Les prestations de Julien Dran et de Dario Solari ont cependant haussé le niveau de la représentation jusqu’au mémorable. Le ténor bordelais, si jamais il n’était pas au meilleur de sa forme physique, a bien su le cacher : à peine peut‑on supposer que certains aigus lui ont coûté quelque peu comme celui de « che qui io pagata l’ho » à la fin du deuxième acte, et l’absence de reprise à l’ut de « croce » en coulisses, en est peut‑être un signe (à moins que le chef n’ait pas permis d’émettre une note qui n’est pas écrite). Mais par ailleurs, on lui doit d’avoir, après un très beau « Un di, felice » au premier acte, au legato de miel, plein de délicatesse (« delizio al cor »), lancé le deuxième avec une aria négociée de splendide manière, la palette de couleurs étonnamment large qu’il utilise distillant les émotions les plus fines (« Qui presso a lei », si tendre), jouant de la dynamique sans cesse (ses diminuendi, splendides, comme sur « io vivo in ciel »), colorant à l’envi, nuançant sans excès, le sens des mots toujours rivé au son (la désolation de « Io vissi in tal errore! ») avant un ut long, lumineux et tenu à la fin de la cabalette. Il exprime de façon sensible l’extase dans laquelle se trouve Alfredo à ce moment, et touche le sectateur d’autant. Comme on a pu le constater avec les plus grands ténors d’aujourd’hui (Pene Pati en Des Grieux, Roméo ou Fernand), Julien Dran a l’art de donner à de nombreuses phrases une lumière inattendue, qui en révèle le sens comme on ne l’avait jamais perçu. « Volea fuggirla, non ho potuto » face à Germont à la fin du deuxième acte en est un exemple frappant, l’émotion affleurant chez le spectateur grâce au caractère éperdu de celle du personnage. Plus loin, « Parigi, o cara » est carrément extraordinaire, la douceur des voyelles caressantes (« trascorreremo »), les diminuendi étreignants (« il futuro »), la classe du phrasé, la transparence de l’émission, l’or du timbre, tout concourt à fixer une interprétation marquante du rôle. Chaque intervention de Julien Dran, seul ou dans les ensembles, est un moment privilégié.

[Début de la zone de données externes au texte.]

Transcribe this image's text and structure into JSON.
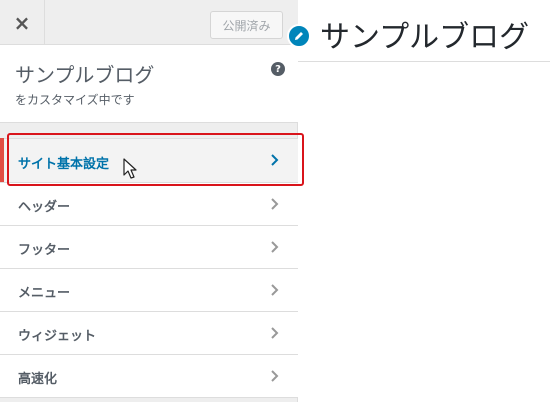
{
  "topbar": {
    "close_label": "×",
    "publish_label": "公開済み"
  },
  "info": {
    "title": "サンプルブログ",
    "subtitle": "をカスタマイズ中です",
    "help": "?"
  },
  "menu": {
    "items": [
      {
        "label": "サイト基本設定",
        "active": true
      },
      {
        "label": "ヘッダー"
      },
      {
        "label": "フッター"
      },
      {
        "label": "メニュー"
      },
      {
        "label": "ウィジェット"
      },
      {
        "label": "高速化"
      }
    ]
  },
  "preview": {
    "site_title": "サンプルブログ"
  },
  "colors": {
    "accent": "#0073aa",
    "highlight": "#d9141b",
    "active_bar": "#e14d43",
    "shortcut": "#0085ba"
  }
}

Nous ne connaissions pas le baryton uruguayen Dario Solari avant cette représentation, et nous le tenons pour une découverte marquante. Après quelques phrases autoritaires, il déploie une ligne de chant impeccable, soutenue par un souffle long, et une émission idéalement calibrée pour permettre des colorations parfaitement dosées sur un timbre au velours délicat. Sa seule présence donne un poids théâtral à l’action, qui jusqu’alors en manquait sérieusement. Dès « Pura siccome un angelo », son phrasé fait merveille, les nuances expressives sont remarquables (la couleur de « famiglia ») et il ose même une variation dans l’air sur « Deh, non mutate in triboli », impressionnante, après avoir respecté à la lettre les fioritures (« giovine », « dovea »). Chaque mot reçoit son juste poids dramatique (« Col tempo » faussement bonhomme). Sans que la direction d’acteurs intervienne, le baryton domine la scène et abolit le temps. Les longues phrases verdiennes constituent des arcs qui suspendent le spectateur à ses lèvres (« Supremo, il veggo, è il sacrifizio, è il sacrifizio ch’ora ti chieggo »), mais surtout la supplique du père d’Alfredo se teinte d’une réelle empathie avec les souffrances de Violetta (« Sento nell’anima già le tue pene » tellement juste et doux). Bien sûr, face à son fils, « Di Provenza il mar » est un autre grand moment de phrasé et d’émotion, les aigus idéalement couverts, et le suppliant « Dio m’esaudi » fait définitivement oublier la monstruosité du sacrifice demandé à la pauvre Violetta pour faire place à la douleur d’un père verdien. La cabalette qui suit parachève le portrait, avec des vocalises parfaites (« Un padre ed una suora »). Après cette longue intervention, chaque apparition de Germont en fera le personnage central, (« Dov’è mio figlio? più non lo vedo » chez Flora), et sa ligne de chant suspendue illumine l’ensemble final du deuxième acte. Quel portrait !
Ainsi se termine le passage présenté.